Lou, half of Green Mountain College’s famous oxen pair, has died
Oxen Lou, front, and Bill, are seen in an enclosure Thursday at Green Mountain College in Poultney. On Sunday, GMC announced that Lou, who had been ailing, was euthanized. $PHOTOCREDIT_ON$AP PHOTO $PHOTOCREDIT_OFF$
POULTNEY — Lou, the ailing half of Green Mountain College’s now famous yoke of Guernsey oxen of Bill and Lou, has died.
The small Vermont liberal arts college announced Sunday a veterinarian had put the 11-year-old oxen down that morning, citing his deteriorating quality of life, his health, and the looming winter weather.
Green Mountain College spokesman Kevin Coburn said Lou had been euthanized following discussions between the school and consulting veterinarians. He added that the college would not reveal how his body had been disposed of.
“But he won’t be slaughtered or rendered for meat,” Coburn said Sunday.
Coburn said that Bill, the surviving half of the oxen team, would remain on the college’s Cerridwen Farm, and would not be sent to a sanctuary. “He will continue to stay at Cerridwen Farm and receive care consistent with appropriate livestock practices,” said Coburn.
The college, which has a sustainable agriculture program, incurred the social media wrath of animal rights activists all over the world, who said the college and its students were betraying two kind animals who had served the college long and hard, and deserved to live out their declining years, and not be slaughtered and eaten.
But the college and the majority of its students — backed by Gov. Peter Shumlin and Vermont Agriculture Secretary Chuck Ross — said the full use of the animals, including their slaughter, was the sustainable way of life on a farm.
The college said that Lou had re-injured his left leg this summer when he stepped into a woodchuck hole. As a consequence, he could no longer work — and Bill refused to work without his longtime partner.
Lou’s left hock, or ankle, had caused him a great deal of pain, according to Coburn.
The college and its consulting veterinarians had decided “it was not humane for him to suffer further.”
“The left hock caused a great deal of swelling, and he had other injuries to his front left leg and knees,” Coburn said.
Coburn said that Lou continued to graze and eat hay, but that moving from pasture to pasture had become “an arduous and painful process.”
“The arrival of cold temperatures and icy conditions are certain to increase his suffering,” wrote Green Mountain College President Paul Fonteyn in a letter to the college community Sunday that was posted on the school’s Facebook page.
The college, along with its students, had agreed to follow traditional farming practices and have the oxen slaughtered for meat, which the college said would be served as hamburger in the college dining hall.
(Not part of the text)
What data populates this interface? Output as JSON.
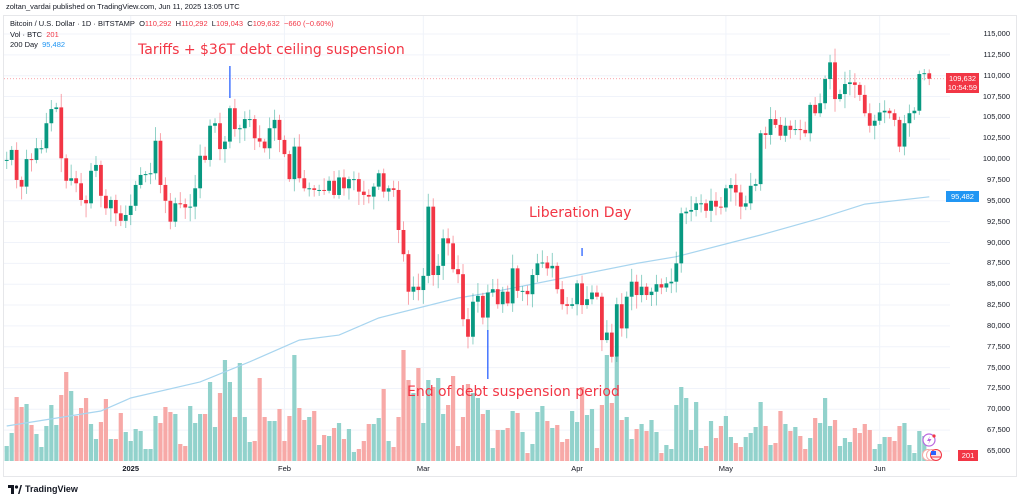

The college’s farm has other livestock, Coburn said, including dairy cows which produce milk for the college, as well as chickens, pigs and sheep. The college has a new, young team of oxen, Spook and Speck.
The college had originally planned on having the oxen slaughtered at an area slaughterhouse at the end of October, but abandoned those plans because activists had threatened the slaughterhouses, the college said.
Miriam Jones, a member of VINE Sanctuary in Springfield (VINE stands for “veganism is the next evolution”), said Sunday that her group and other animal activists would continue to work to save Bill.
“We still believe Bill should be sent to a sanctuary. Our interest, first and foremost, is Bill’s welfare,” said Jones, including proper medication, including pain medication for any ailments.
Jones said animals cannot be eaten within 30 days of receiving medication, such as antibiotics or pain medication. She said her sanctuary had euthanized animals, but only after they lose their will to live and stop eating, drinking and moving.
“But every animal is different,” she said.
VINE, which was founded in Maryland as a sanctuary for chickens, moved to Springfield in 2010, and currently houses 27 bovines, along with chickens and a few sheep, according to its webpage.
Jones said her group was concerned about the slaughter of all animals, and not just Bill and Lou.
“I can’t march into Smithfield Pork and demand all their pigs,” said Jones, much as she’d like to.
VINE had offered to take in Bill and Lou to prevent their slaughter, but the college had steadfastly refused any offers of sanctuary.
Fonteyn addressed that issue in his letter Sunday.
“We take responsibility for our animals on the farm. It is an obligation we will not ask others to bear,” Fonteyn wrote.